她昨夜被他的求娶折腾的几乎一夜没睡,只白日稍稍补了一些,这会子实在撑不住了。
翌日,曲筝醒来,见自己睡在水榭,头下枕着引枕,身上盖着绒毯,被悉心照顾过的样子。
她猛然起身,朝四处看了看,屋子里空荡荡的,只有她一个人。
她下床,推开轩窗,入目是波光粼粼的湖面,微风徐来,清凉舒爽,公主府的春天仿佛早一些,拂堤的柳枝都长出了绿芽。
“醒了?”
背后突然传来谢衍的声音,原来他没走,曲筝顿了一下,没有转身,轻轻的“嗯”了一声算是回应。

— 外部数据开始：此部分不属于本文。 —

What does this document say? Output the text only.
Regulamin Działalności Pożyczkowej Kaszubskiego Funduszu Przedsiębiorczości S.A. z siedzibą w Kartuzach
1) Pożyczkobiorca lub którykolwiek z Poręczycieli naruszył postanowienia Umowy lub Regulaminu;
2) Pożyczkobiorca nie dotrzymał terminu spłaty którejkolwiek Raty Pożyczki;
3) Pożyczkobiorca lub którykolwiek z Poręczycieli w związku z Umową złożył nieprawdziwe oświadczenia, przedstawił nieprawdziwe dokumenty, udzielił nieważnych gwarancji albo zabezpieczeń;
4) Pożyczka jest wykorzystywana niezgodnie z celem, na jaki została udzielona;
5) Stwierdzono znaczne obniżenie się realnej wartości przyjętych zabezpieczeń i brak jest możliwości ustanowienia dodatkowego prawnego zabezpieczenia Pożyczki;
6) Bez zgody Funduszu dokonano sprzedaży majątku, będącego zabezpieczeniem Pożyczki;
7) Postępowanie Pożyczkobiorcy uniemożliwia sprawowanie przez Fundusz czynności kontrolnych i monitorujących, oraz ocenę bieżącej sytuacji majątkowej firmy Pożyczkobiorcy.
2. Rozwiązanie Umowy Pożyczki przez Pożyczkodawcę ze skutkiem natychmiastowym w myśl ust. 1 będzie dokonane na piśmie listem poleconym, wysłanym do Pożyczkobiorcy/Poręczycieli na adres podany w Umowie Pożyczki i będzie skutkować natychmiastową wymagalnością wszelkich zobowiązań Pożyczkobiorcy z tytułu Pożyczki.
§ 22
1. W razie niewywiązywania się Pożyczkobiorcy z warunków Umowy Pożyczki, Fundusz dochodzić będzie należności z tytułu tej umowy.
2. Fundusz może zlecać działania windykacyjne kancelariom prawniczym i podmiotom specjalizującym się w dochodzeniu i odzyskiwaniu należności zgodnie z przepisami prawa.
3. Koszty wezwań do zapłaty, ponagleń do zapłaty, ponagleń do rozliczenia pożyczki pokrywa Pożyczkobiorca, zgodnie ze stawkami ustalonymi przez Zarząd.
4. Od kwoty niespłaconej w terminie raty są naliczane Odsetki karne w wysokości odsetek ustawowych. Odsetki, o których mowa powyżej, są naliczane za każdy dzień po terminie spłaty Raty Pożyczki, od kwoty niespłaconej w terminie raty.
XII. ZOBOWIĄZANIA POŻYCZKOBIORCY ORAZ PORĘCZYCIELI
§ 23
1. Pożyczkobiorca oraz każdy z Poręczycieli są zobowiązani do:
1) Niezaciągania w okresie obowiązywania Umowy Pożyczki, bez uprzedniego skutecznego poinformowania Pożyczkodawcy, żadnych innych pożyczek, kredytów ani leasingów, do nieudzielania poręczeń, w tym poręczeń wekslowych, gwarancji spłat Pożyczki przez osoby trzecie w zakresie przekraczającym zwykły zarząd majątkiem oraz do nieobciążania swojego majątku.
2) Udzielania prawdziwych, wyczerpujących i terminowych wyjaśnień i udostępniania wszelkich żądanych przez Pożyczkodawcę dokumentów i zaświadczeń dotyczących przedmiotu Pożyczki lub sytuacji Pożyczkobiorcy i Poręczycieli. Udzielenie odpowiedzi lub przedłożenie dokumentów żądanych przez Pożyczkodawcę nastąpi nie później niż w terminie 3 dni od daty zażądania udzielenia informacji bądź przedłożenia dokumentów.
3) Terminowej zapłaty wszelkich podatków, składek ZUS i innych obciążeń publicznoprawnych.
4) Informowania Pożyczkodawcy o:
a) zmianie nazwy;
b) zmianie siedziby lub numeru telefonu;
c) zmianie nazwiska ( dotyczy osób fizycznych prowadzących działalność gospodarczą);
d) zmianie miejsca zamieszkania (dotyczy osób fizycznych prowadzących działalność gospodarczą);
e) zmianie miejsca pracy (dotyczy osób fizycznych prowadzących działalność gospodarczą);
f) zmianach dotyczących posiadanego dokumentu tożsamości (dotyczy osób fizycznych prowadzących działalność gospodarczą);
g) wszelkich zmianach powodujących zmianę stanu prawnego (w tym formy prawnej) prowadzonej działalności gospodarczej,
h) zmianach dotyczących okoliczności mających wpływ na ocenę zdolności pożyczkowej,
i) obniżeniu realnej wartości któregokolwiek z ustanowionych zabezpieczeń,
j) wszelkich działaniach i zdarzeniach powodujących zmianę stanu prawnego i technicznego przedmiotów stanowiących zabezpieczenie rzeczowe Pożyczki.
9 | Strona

谢衍走到曲筝的身后,目光随着她的视线看向远处的一片新绿,没过一会,突然侧身站在她的面前,看着她的眼睛,郑重其事道,“曲筝筝,春去都能复来,你再嫁给我一次好么?”
此时、此地都不适合说这句话,曲筝心里虽然惊了一下,好奇心却更胜,疑眉问他,“那日元宵,兔子灯下,公爷说我们都要给彼此时间,可是这两日为何又苦苦相逼?”
虽知她说的是事实,谢衍心里还是不免一恸,爱与不爱真的于细枝末节上就能看出来,他承认连着两日到曲府求娶,确实操之过急,但她到底是有多嫌弃,才会认为这是苦苦相逼?
谢衍默默咽下喉中的苦涩,定了定,才和盘托出,“明日萧景行的弱冠礼,他会求陛下赐婚,而赐婚的对象正是你。”
曲筝低低的“啊”了一声,没料到萧景行竟有这种打算,她好不容易从皇帝赐婚的枷锁里摆脱出来,不想再掉进去。
况且不管萧景行对她真心与否,这场结合里都充满了萧家的阴谋和算计,她若答应,等于把曲家推进更大的火坑。
她看着谢衍,毫不掩饰眼中的惊慌失措,“我不想被赐婚。”
“我比你更不想。”谢衍声音轻软,欲语还休。
曲筝知道他的意思,轻轻避开他那双春水般的眸子,转脸望向窗外,浅浅一声,“我没有再嫁的打算。”